Windows 8 is a disaster

Quick, someone add "Nearer My God to Thee" to Steve Ballmer's Xbox Music queue. Microsoft's CEO has a real problem -- well, at least his OEM partners. Simply stated: US Windows PC sales still suck and got absolutely no lift from Windows 8's release. So much for 40 million licenses sold in the first month (and we know it really was longer, since license sales to businesses started in August). Then there is increasing context for Windows chief Steven Sinofsky's sudden departure. The new operating system sinks like Windows Vista. Cue the violins.

New Windows version is supposed to lift PC sales, but they're down 21 percent since the October 26 launch. Notebook sales slumped 24 percent and desktops 9 percent, for the same time period a year ago. "Clearly Windows 8 did not prove to be the impetus for a sales turnaround some had hoped for", Stephen Baker, NPD's vice president of industry analysis, says.

But he cautions: "After just four weeks on the market, it’s still early to place blame on Windows 8 for the ongoing weakness in the PC market. We still have the whole holiday selling season ahead of us". NPD measures US brick-and-mortar and online retail sales.

Tablets sink Faster

Not that manufacturers demonstrate enough commitment to Windows 8. The Modern UI and emphasis on convertibles and tablets should have brought bunches of new designs to market -- and consumer sales with them. Three years ago, Windows 7 launched about the same time of year and accounted for 83 percent of PC unit sales during the first month. Windows 8: Just 58 percent. That says much about what's for sale and what people buy.

Third-quarter PC sales already were bad and left some collateral damage for Windows 8's launch. "The bad Back-to-School period left a lot of inventory in the channel, which had a real impact on the initial sell-through rates for Windows 8", Baker says.

Most surprising -- and I'm seeing Sinofsky's pink slip before my mind's eye -- NPD describes Windows tablet sales as "almost non-existent", accounting (cough, cough) for just 1 percent of sales.

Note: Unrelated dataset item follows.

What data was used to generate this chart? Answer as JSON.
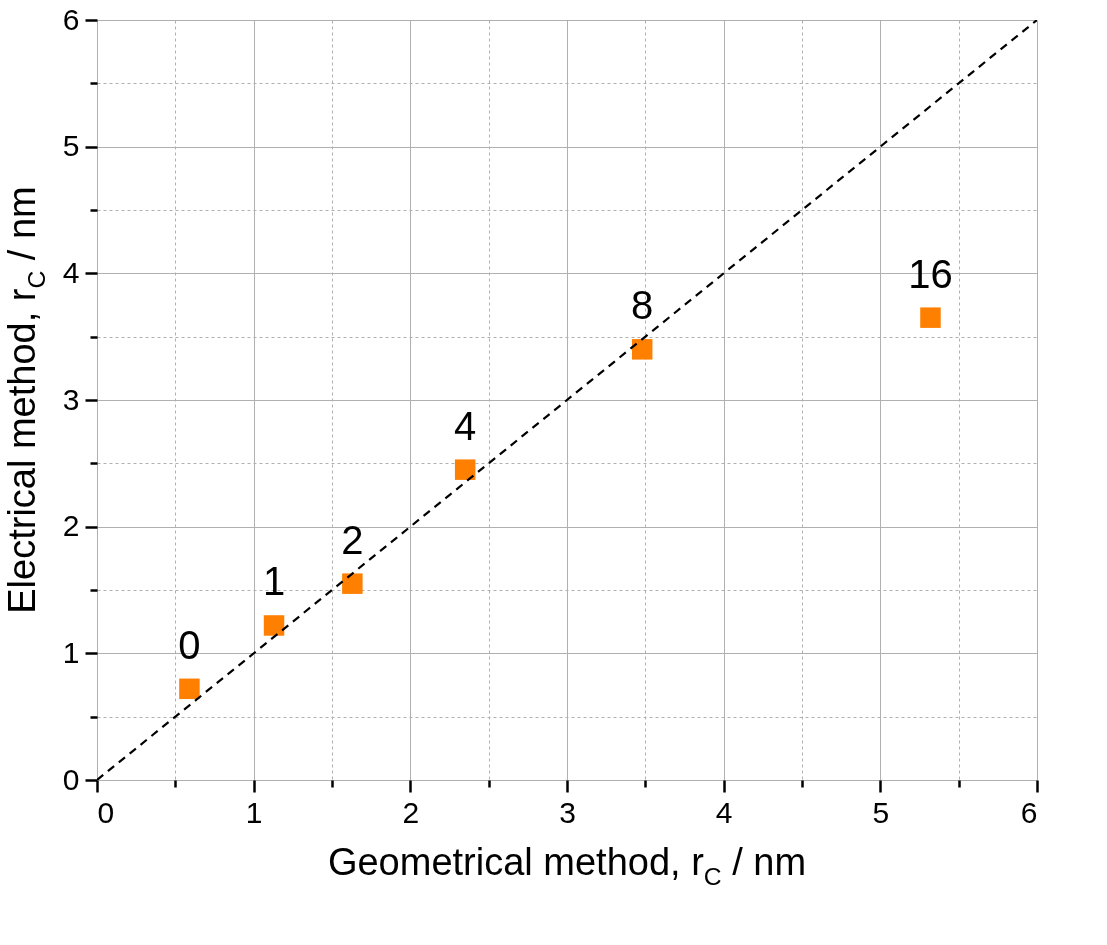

Have you seen the Best Buy commercial with the kid using Apple gadgets to contact Santa? With retail partners like this, what are Windows 8 slates' chances?

Still, there's room in the lifeboats to save something from this sinking ship. "The strong performance of Windows 8 notebooks with touchscreens, where Windows 8 truly shines, offers some reason for optimism", Baker says. "These products accounted for 6 percent of Windows 8 notebook sales at an average price of $867 helping to re-establish a premium segment to the Windows consumer notebook market".

"Premium" is not a word often associated with Windows PCs -- rather Macs. But Windows 8 lifts average selling prices. Let me tell you from covering this market for so long, Windows PC ASPs usually only go one direction. Down. But, year over year, notebook ASPs are up 80 bucks to $477 (not exactly Mac pricing territory), while desktop ASPs are up 10 percent. NPD attributes the rise to costlier touchscreen models.

Surveying Wreckage

There has been much debate, particularly the past 10 days, about Windows 8's success or failure. Early holiday PC sales are simply tragic. Not that this misery is new. Ten months ago, IDC described 2011 as the worst year for PC shipments since 2001 -- the year terrorists attacked the United States and during a recession. There is no good news since, just more bad for PC manufacturers -- that despite Intel's efforts to rally the market around ultrabook.

In January, following disappointing Q4 2011 PC shipments, I asserted that "Only Windows 8 can save the PC market now". The new OS has come, and unless something really dramatic happens between now and Christmas Day, fourth quarter is a lost cause -- all while Apple sells iPads faster than the US Mint can print money.

If Sinoksky is captain of this ship, he isn't going down with it. Or stated differently, the crew threw him overboard and he is first casualty of the sinking. His future name is Scapegoat Sinofsky. No matter that the rudder was too small, the ship too big to turn around the iceberg.

Perhaps Windows 8's sinking was inevitable, as people shift buying to other device types. You know, tablets. That's the category where Microsoft bet the larger Windows ecosystem would give great sales lift. Not among US consumers. Sinofsky will be blamed, whether or not he deserves it. He's separated from Microsoft and surely won't risk any severance package by disagreeing too loudly.

For those left behind, I say this: Man the life boats. Women and children first.